I’m very slowly starting to learn that when you enter a battle you don’t do it alone. You pick the warriors you want beside you and you find a commander that you know wants what’s best for you and will guide and protect you. I had a ton of warriors standing around me but I was too arrogant to allow them to come to my side. I am trying to remember to call on them in my time of need and pray they call on me. I try to remember that God, my Commander, is leading and guiding me through the battle. The only way we can be true warriors and not end up defeated is to lean on each other and God through all life throws at us.

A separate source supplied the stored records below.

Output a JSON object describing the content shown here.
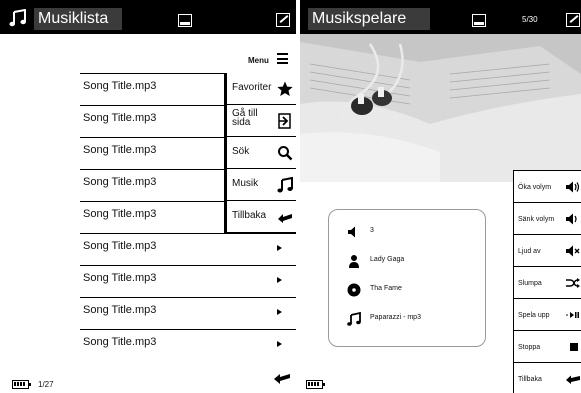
{
  "left_screen": {
    "title": "Musiklista",
    "menu_label": "Menu",
    "songs": [
      {
        "title": "Song Title.mp3"
      },
      {
        "title": "Song Title.mp3"
      },
      {
        "title": "Song Title.mp3"
      },
      {
        "title": "Song Title.mp3"
      },
      {
        "title": "Song Title.mp3"
      },
      {
        "title": "Song Title.mp3"
      },
      {
        "title": "Song Title.mp3"
      },
      {
        "title": "Song Title.mp3"
      },
      {
        "title": "Song Title.mp3"
      }
    ],
    "popup_menu": [
      {
        "label": "Favoriter",
        "icon": "star-icon"
      },
      {
        "label": "Gå till sida",
        "icon": "goto-page-icon"
      },
      {
        "label": "Sök",
        "icon": "search-icon"
      },
      {
        "label": "Musik",
        "icon": "music-note-icon"
      },
      {
        "label": "Tillbaka",
        "icon": "back-arrow-icon"
      }
    ],
    "page_indicator": "1/27"
  },
  "right_screen": {
    "title": "Musikspelare",
    "track_counter": "5/30",
    "now_playing": {
      "volume": "3",
      "artist": "Lady Gaga",
      "album": "Tha Fame",
      "track": "Paparazzi - mp3"
    },
    "controls": [
      {
        "label": "Öka volym",
        "icon": "volume-up-icon"
      },
      {
        "label": "Sänk volym",
        "icon": "volume-down-icon"
      },
      {
        "label": "Ljud av",
        "icon": "mute-icon"
      },
      {
        "label": "Slumpa",
        "icon": "shuffle-icon"
      },
      {
        "label": "Spela upp",
        "icon": "play-pause-icon"
      },
      {
        "label": "Stoppa",
        "icon": "stop-icon"
      },
      {
        "label": "Tillbaka",
        "icon": "back-arrow-icon"
      }
    ]
  }
}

Lastly, I want to point out that this doesn’t just apply to the chronically ill. I believe the other group of people in this same struggle are those who’ve been hurt physically, emotionally or mentally by those around them. Please don’t underestimate your wounds and your scars just because they aren’t visible. When you’ve fought in a battle you don’t leave the field unscathed. Don’t give up, don’t quit. We are not alone.